Mais objectivement, tout au moins en ce qui concerne la vente immobilière, certains se sont déjà cassé les dents (et le portefeuille) sur des plateformes comme Decentraland ou The Sandbox.

Qu’en est-il de notre réunion de copropriété via des avatars – derrière lesquelles agissent et interagissent quoiqu’il en soit des personnes en chair et en os ? Nous n’en sommes pas encore là, les metavers, bien que sources de lourds investissements par les géants du web, ne sont pas encore assez développés, et la promesse annoncée n’est pour l’instant que virtuelle elle aussi…

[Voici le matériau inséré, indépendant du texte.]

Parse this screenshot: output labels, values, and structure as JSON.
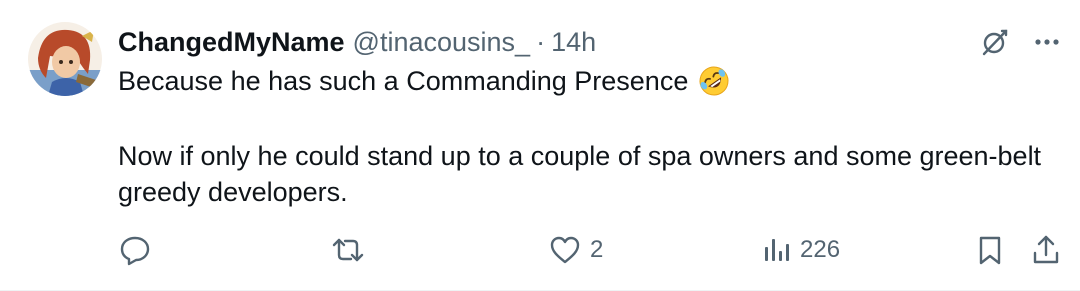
{
  "tweet": {
    "display_name": "ChangedMyName",
    "handle": "@tinacousins_",
    "separator": "·",
    "time": "14h",
    "text_line1": "Because he has such a Commanding Presence",
    "emoji": "rolling-on-floor-laughing-emoji",
    "text_para2": "Now if only he could stand up to a couple of spa owners and some green-belt greedy developers."
  },
  "actions": {
    "reply": {
      "icon": "reply-icon",
      "count": ""
    },
    "retweet": {
      "icon": "retweet-icon",
      "count": ""
    },
    "like": {
      "icon": "heart-icon",
      "count": "2"
    },
    "views": {
      "icon": "views-icon",
      "count": "226"
    },
    "bookmark": {
      "icon": "bookmark-icon"
    },
    "share": {
      "icon": "share-icon"
    }
  },
  "top_actions": {
    "grok": {
      "icon": "grok-icon"
    },
    "more": {
      "icon": "more-icon"
    }
  },
  "colors": {
    "text": "#0f1419",
    "secondary": "#536471",
    "divider": "#eff3f4"
  }
}
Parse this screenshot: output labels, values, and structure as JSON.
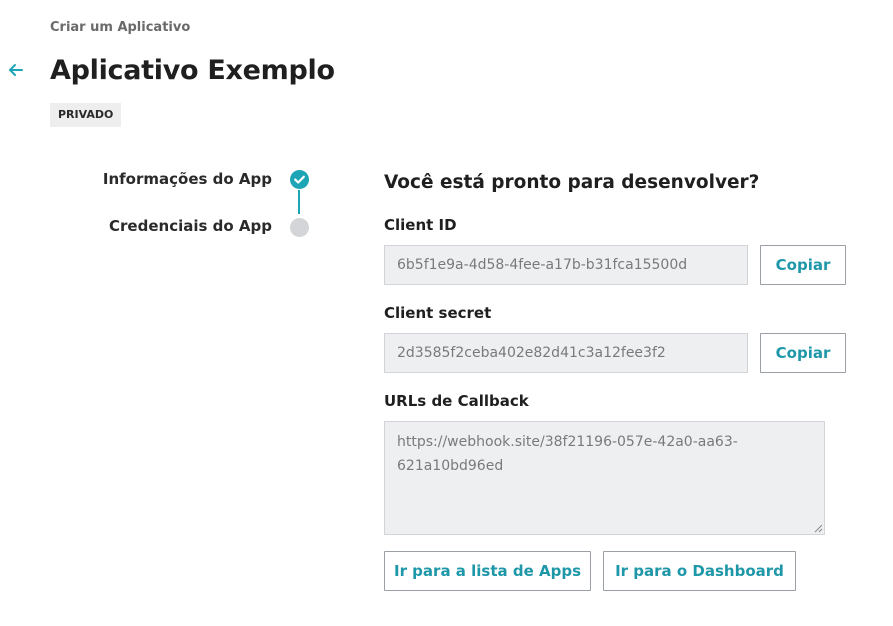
{
  "breadcrumb": "Criar um Aplicativo",
  "title": "Aplicativo Exemplo",
  "badge": "PRIVADO",
  "steps": [
    {
      "label": "Informações do App",
      "status": "complete"
    },
    {
      "label": "Credenciais do App",
      "status": "pending"
    }
  ],
  "heading": "Você está pronto para desenvolver?",
  "client_id": {
    "label": "Client ID",
    "value": "6b5f1e9a-4d58-4fee-a17b-b31fca15500d",
    "copy": "Copiar"
  },
  "client_secret": {
    "label": "Client secret",
    "value": "2d3585f2ceba402e82d41c3a12fee3f2",
    "copy": "Copiar"
  },
  "callback": {
    "label": "URLs de Callback",
    "value": "https://webhook.site/38f21196-057e-42a0-aa63-621a10bd96ed"
  },
  "actions": {
    "apps_list": "Ir para a lista de Apps",
    "dashboard": "Ir para o Dashboard"
  },
  "colors": {
    "accent": "#1ea5b5",
    "field_bg": "#eeeff0",
    "pending": "#d3d5d8"
  }
}
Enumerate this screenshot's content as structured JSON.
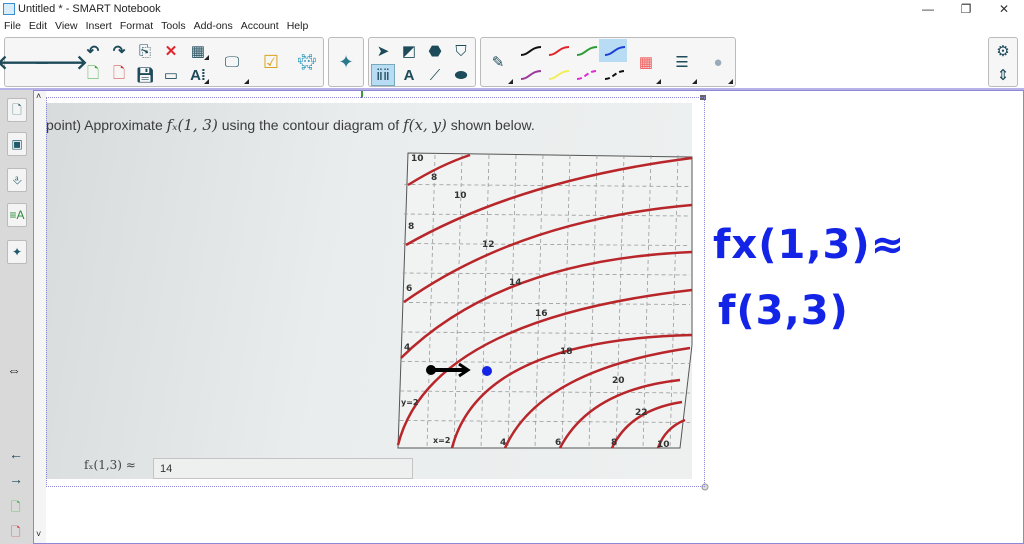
{
  "window": {
    "title": "Untitled * - SMART Notebook",
    "minimize": "—",
    "restore": "❐",
    "close": "✕"
  },
  "menu": [
    "File",
    "Edit",
    "View",
    "Insert",
    "Format",
    "Tools",
    "Add-ons",
    "Account",
    "Help"
  ],
  "toolbar": {
    "back": "🡐",
    "forward": "🡒",
    "undo": "↶",
    "redo": "↷",
    "delete": "✕",
    "text": "A",
    "pens": [
      {
        "color": "#111111"
      },
      {
        "color": "#e0262b"
      },
      {
        "color": "#2e9c35"
      },
      {
        "color": "#1b3fd6"
      },
      {
        "color": "#9c3a9c"
      },
      {
        "color": "#f0ef5a"
      },
      {
        "color": "#e02bd6"
      },
      {
        "color": "#111111"
      }
    ]
  },
  "content": {
    "question_prefix": "point) Approximate",
    "question_fx": "fₓ(1, 3)",
    "question_mid": "using the contour diagram of",
    "question_f": "f(x, y)",
    "question_suffix": "shown below.",
    "answer_label": "fₓ(1,3) ≈",
    "answer_value": "14",
    "contour_labels": {
      "l10a": "10",
      "l8a": "8",
      "l10b": "10",
      "l8b": "8",
      "l12": "12",
      "l6": "6",
      "l14": "14",
      "l16": "16",
      "l4": "4",
      "l18": "18",
      "y2": "y=2",
      "l20": "20",
      "l22": "22",
      "x2": "x=2",
      "b4": "4",
      "b6": "6",
      "b8": "8",
      "b10": "10"
    }
  },
  "handwriting": {
    "line1": "fx(1,3)≈",
    "line2": "f(3,3)"
  },
  "colors": {
    "accent": "#8d87d6",
    "contour": "#b8262a",
    "ink": "#1424e6"
  }
}
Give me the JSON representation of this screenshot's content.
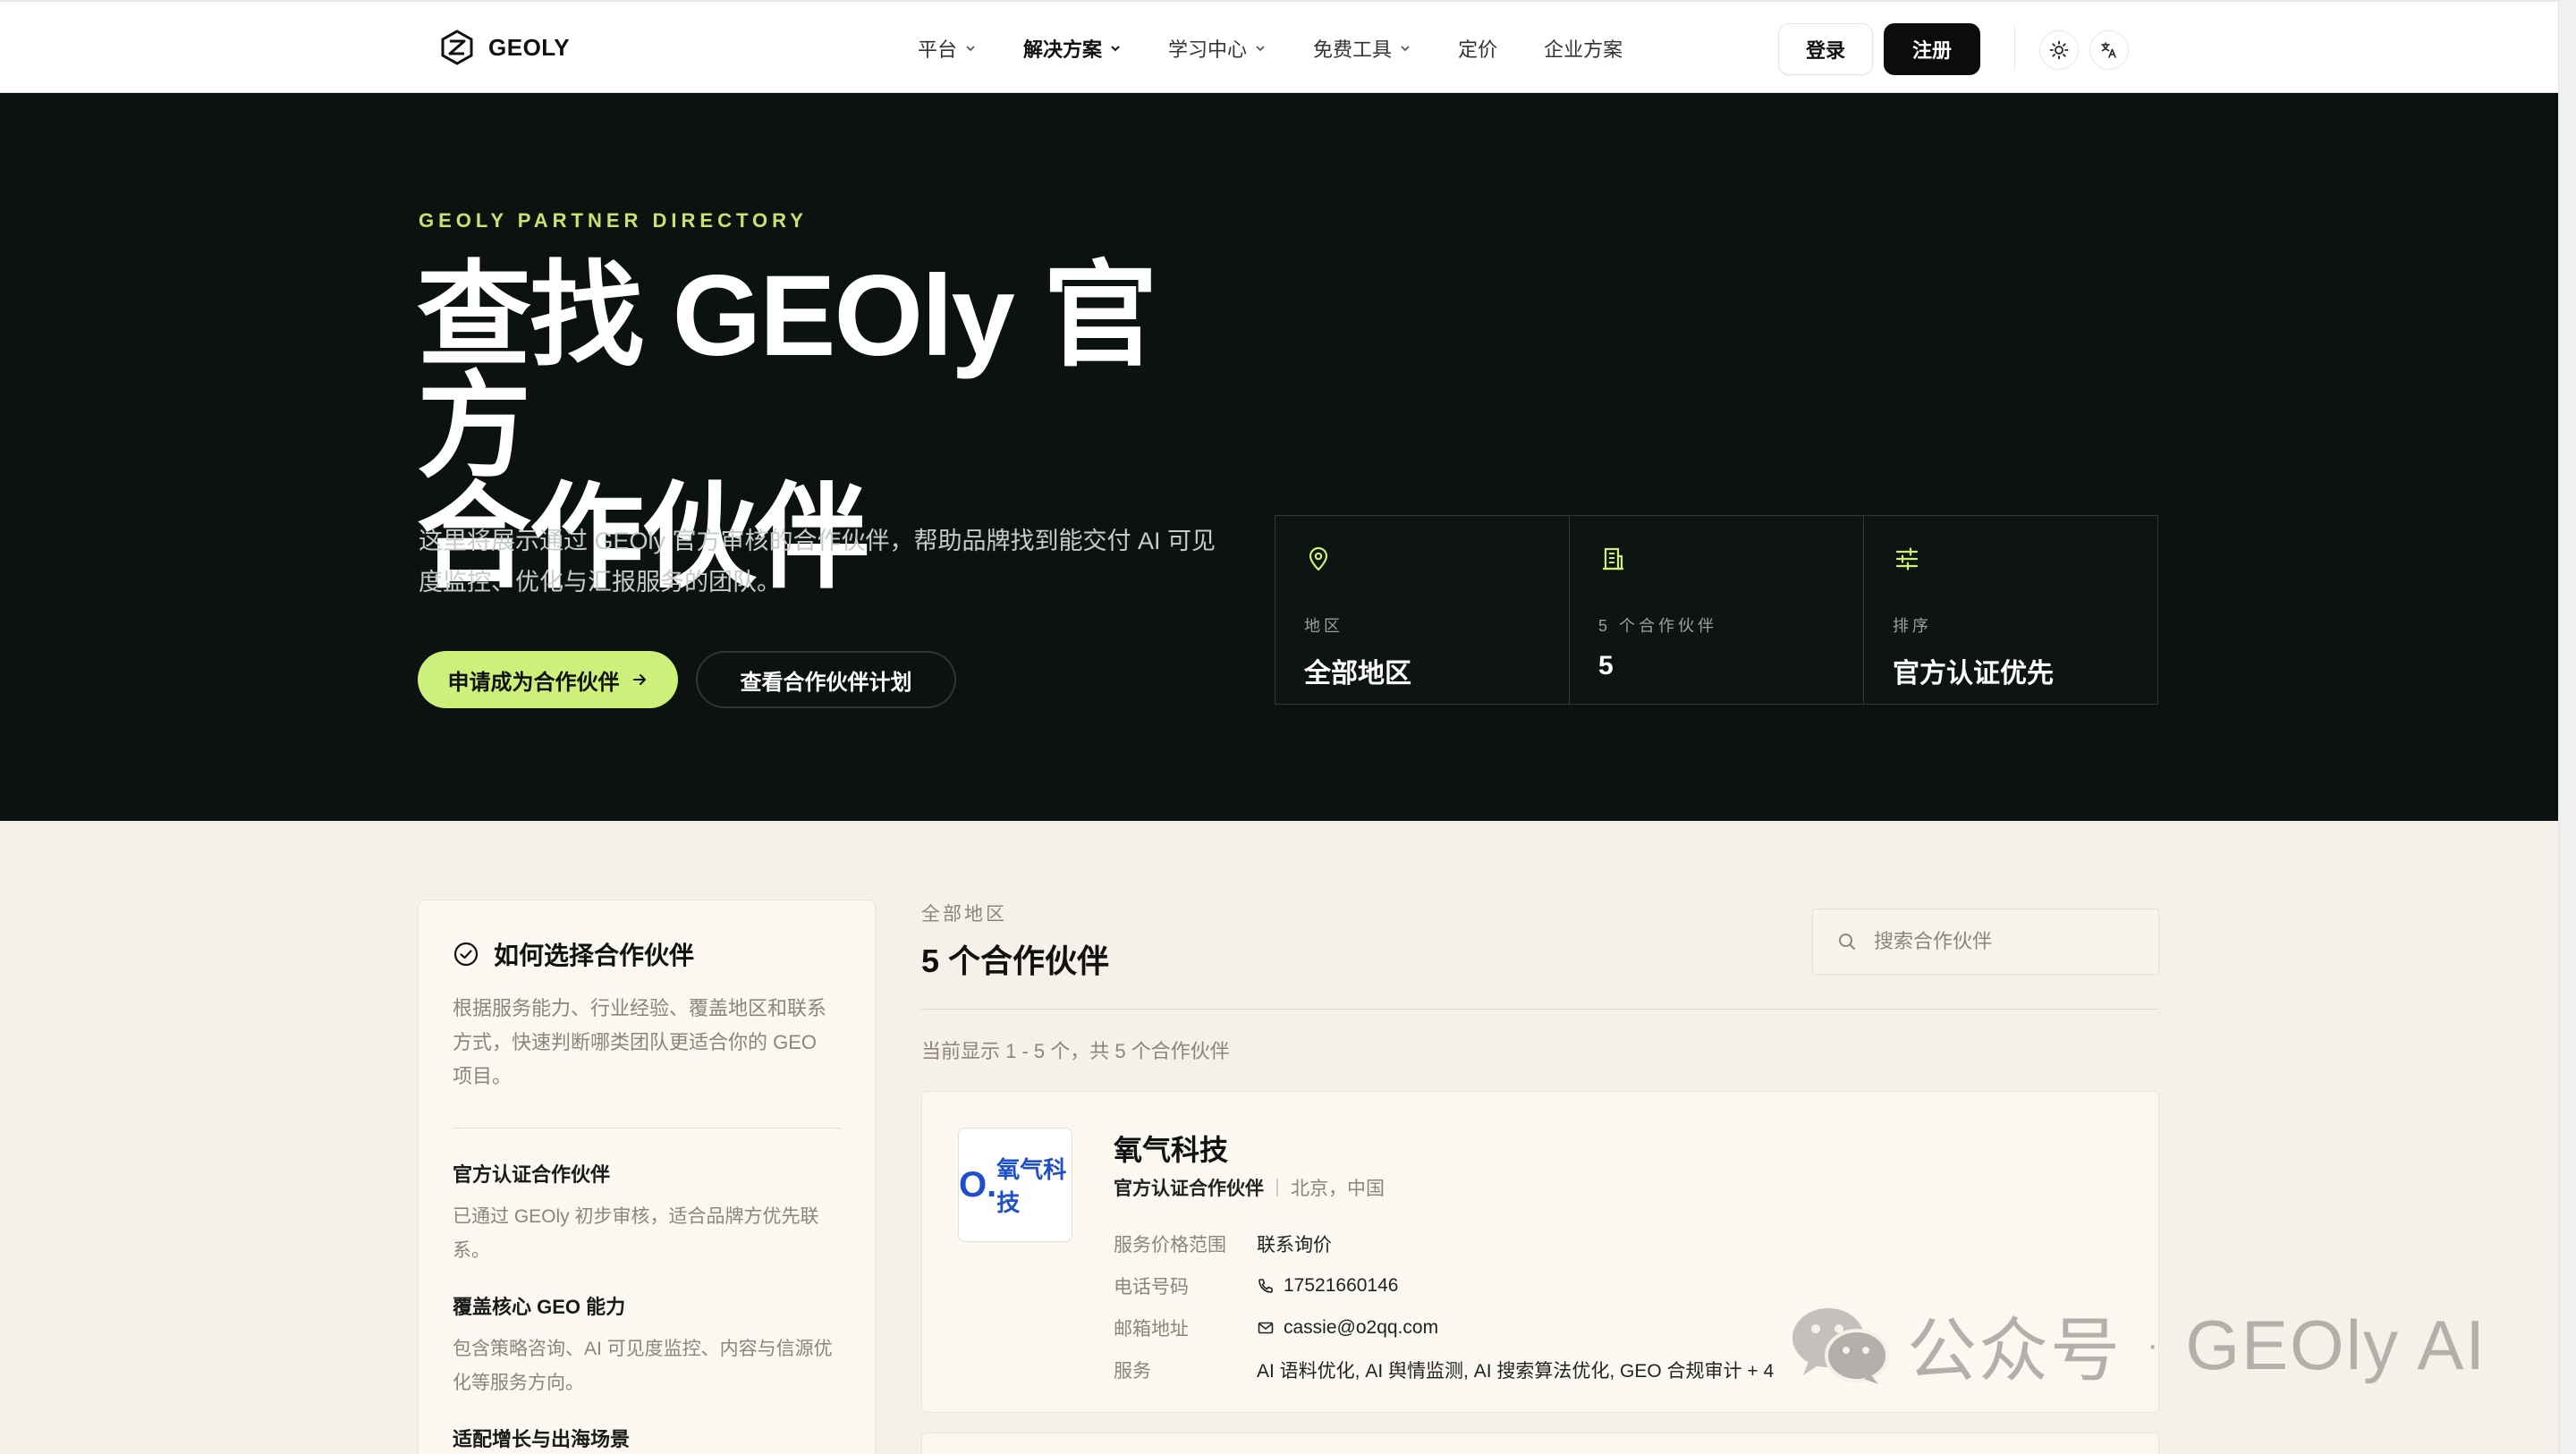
{
  "nav": {
    "logo_text": "GEOLY",
    "items": [
      {
        "label": "平台",
        "has_menu": true
      },
      {
        "label": "解决方案",
        "has_menu": true,
        "active": true
      },
      {
        "label": "学习中心",
        "has_menu": true
      },
      {
        "label": "免费工具",
        "has_menu": true
      },
      {
        "label": "定价",
        "has_menu": false
      },
      {
        "label": "企业方案",
        "has_menu": false
      }
    ],
    "login_label": "登录",
    "register_label": "注册"
  },
  "hero": {
    "eyebrow": "GEOLY PARTNER DIRECTORY",
    "title_line1": "查找 GEOly 官方",
    "title_line2": "合作伙伴",
    "description": "这里将展示通过 GEOly 官方审核的合作伙伴，帮助品牌找到能交付 AI 可见度监控、优化与汇报服务的团队。",
    "primary_cta": "申请成为合作伙伴",
    "secondary_cta": "查看合作伙伴计划",
    "stats": [
      {
        "icon": "map-pin-icon",
        "label": "地区",
        "value": "全部地区"
      },
      {
        "icon": "building-icon",
        "label": "5 个合作伙伴",
        "value": "5"
      },
      {
        "icon": "sliders-icon",
        "label": "排序",
        "value": "官方认证优先"
      }
    ]
  },
  "sidebar": {
    "heading": "如何选择合作伙伴",
    "intro": "根据服务能力、行业经验、覆盖地区和联系方式，快速判断哪类团队更适合你的 GEO 项目。",
    "sections": [
      {
        "title": "官方认证合作伙伴",
        "text": "已通过 GEOly 初步审核，适合品牌方优先联系。"
      },
      {
        "title": "覆盖核心 GEO 能力",
        "text": "包含策略咨询、AI 可见度监控、内容与信源优化等服务方向。"
      },
      {
        "title": "适配增长与出海场景",
        "text": ""
      }
    ]
  },
  "main": {
    "kicker": "全部地区",
    "title": "5 个合作伙伴",
    "search_placeholder": "搜索合作伙伴",
    "count_text": "当前显示 1 - 5 个，共 5 个合作伙伴",
    "partners": [
      {
        "logo_o": "O.",
        "logo_text": "氧气科技",
        "name": "氧气科技",
        "certification": "官方认证合作伙伴",
        "location": "北京，中国",
        "rows": [
          {
            "key": "服务价格范围",
            "value": "联系询价"
          },
          {
            "key": "电话号码",
            "value": "17521660146"
          },
          {
            "key": "邮箱地址",
            "value": "cassie@o2qq.com"
          },
          {
            "key": "服务",
            "value": "AI 语料优化, AI 舆情监测, AI 搜索算法优化, GEO 合规审计 + 4"
          }
        ]
      }
    ]
  },
  "watermark": {
    "left": "公众号",
    "dot": "·",
    "right": "GEOly AI"
  },
  "colors": {
    "accent": "#cdf07a",
    "hero_bg": "#0c1210",
    "page_bg": "#f5f0e8",
    "eyebrow": "#c9e26f"
  }
}
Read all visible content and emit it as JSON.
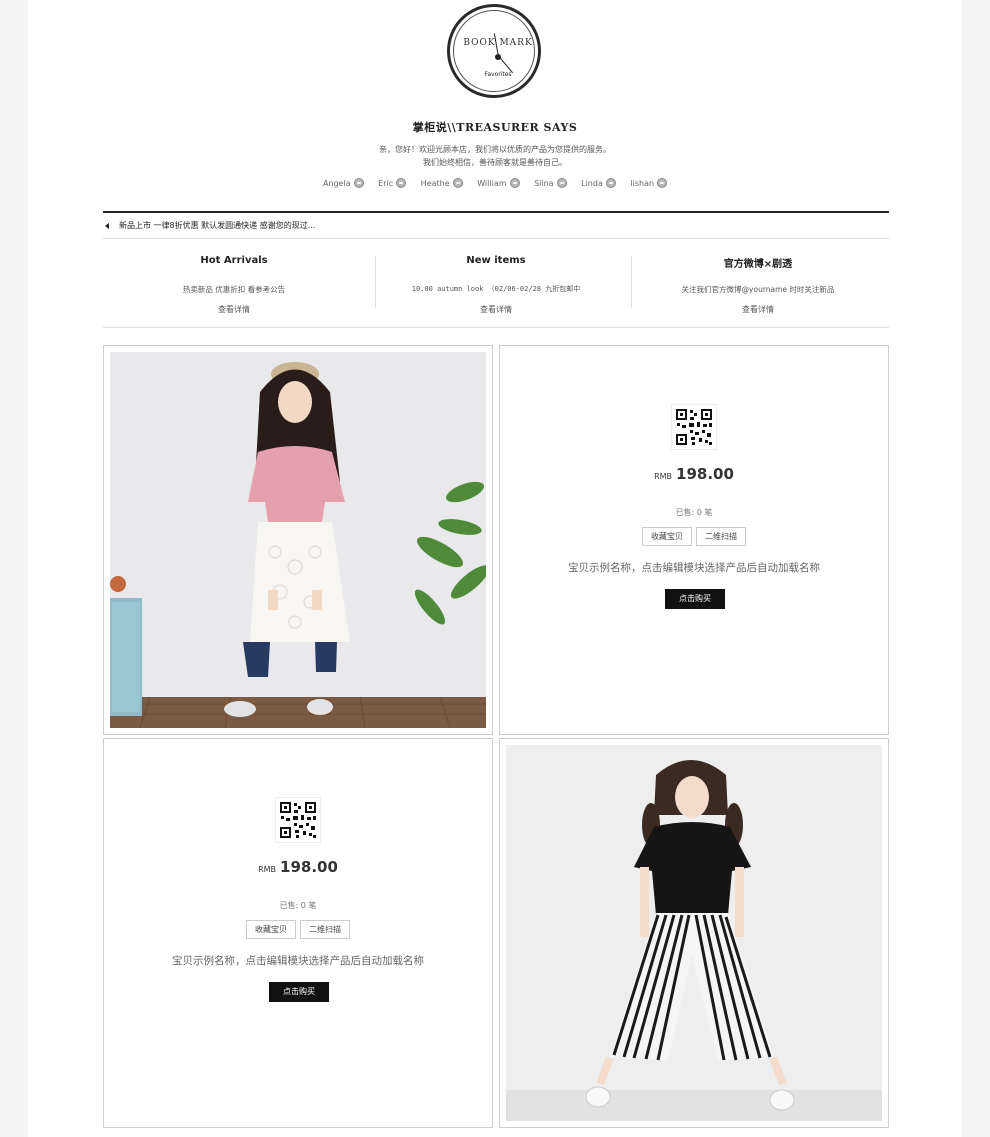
{
  "brand": {
    "logo_text": "BOOK MARK",
    "logo_subtext": "Favorites"
  },
  "header": {
    "title": "掌柜说\\\\TREASURER SAYS",
    "intro_line1": "亲，您好！欢迎光顾本店，我们将以优质的产品为您提供的服务。",
    "intro_line2": "我们始终相信，善待顾客就是善待自己。"
  },
  "staff": [
    {
      "name": "Angela",
      "icon": "qq-icon"
    },
    {
      "name": "Eric",
      "icon": "qq-icon"
    },
    {
      "name": "Heathe",
      "icon": "qq-icon"
    },
    {
      "name": "William",
      "icon": "qq-icon"
    },
    {
      "name": "Siina",
      "icon": "qq-icon"
    },
    {
      "name": "Linda",
      "icon": "qq-icon"
    },
    {
      "name": "lishan",
      "icon": "qq-icon"
    }
  ],
  "notice": {
    "text": "新品上市 一律8折优惠 默认发圆通快递 感谢您的现过..."
  },
  "info": [
    {
      "heading": "Hot Arrivals",
      "desc": "热卖新品 优惠折扣 看参考公告",
      "link": "查看详情"
    },
    {
      "heading": "New items",
      "desc": "10.00 autumn look （02/06-02/28 九折包邮中",
      "link": "查看详情"
    },
    {
      "heading": "官方微博×剧透",
      "desc": "关注我们官方微博@yourname 时时关注新品",
      "link": "查看详情"
    }
  ],
  "products": [
    {
      "currency": "RMB",
      "price": "198.00",
      "sold": "已售: 0 笔",
      "fav_label": "收藏宝贝",
      "qr_label": "二维扫描",
      "name": "宝贝示例名称，点击编辑模块选择产品后自动加载名称",
      "buy_label": "点击购买"
    },
    {
      "currency": "RMB",
      "price": "198.00",
      "sold": "已售: 0 笔",
      "fav_label": "收藏宝贝",
      "qr_label": "二维扫描",
      "name": "宝贝示例名称，点击编辑模块选择产品后自动加载名称",
      "buy_label": "点击购买"
    }
  ],
  "colors": {
    "accent": "#111111",
    "page_bg": "#ffffff",
    "outer_bg": "#f4f4f4"
  }
}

Les syndics en version digitale, des garanties à prendre

En revanche, le numérique permet aujourd’hui de voir naître des syndics de copropriété digitaux. Il s’agit de plateformes proposant des services de syndics, mais de manière 100% dématérialisée. Les arguments pour « se vendre » portent alors sur l’aspect économique, avec des tarifs attractifs (par exemple à partir de 12€ mensuels par lot), et sur la simplification des démarches – laquelle reste toute relative étant donné que 31% des Français sont encore dans l’impossibilité de faire leurs démarches administratives en ligne.

Les syndics digitaux donc assurent les missions dévolues à leur profession, la gestion financière et administrative de la copropriété, mais via internet. À ce titre, ils remplissent (espérons-le) les obligations réglementaires de la profession, à savoir :

  • Posséder une carte professionnelle portant la mention syndic de copropriété délivrée par une CCI
  • Avoir une assurance responsabilité civile professionnelle
  • Justifier d’une garantie financière suffisante pour assurer à la copropriété le remboursement de ses fonds en cas de faillite

Des questions peuvent alors émerger :

Les « coachs copro » qui répondent aux questions des copropriétaires à distance, ce qui est vendu comme un service facilitateur de la relation entre les résidents et le gestionnaire, sont-ils bien tous titulaire de la carte professionnelle ?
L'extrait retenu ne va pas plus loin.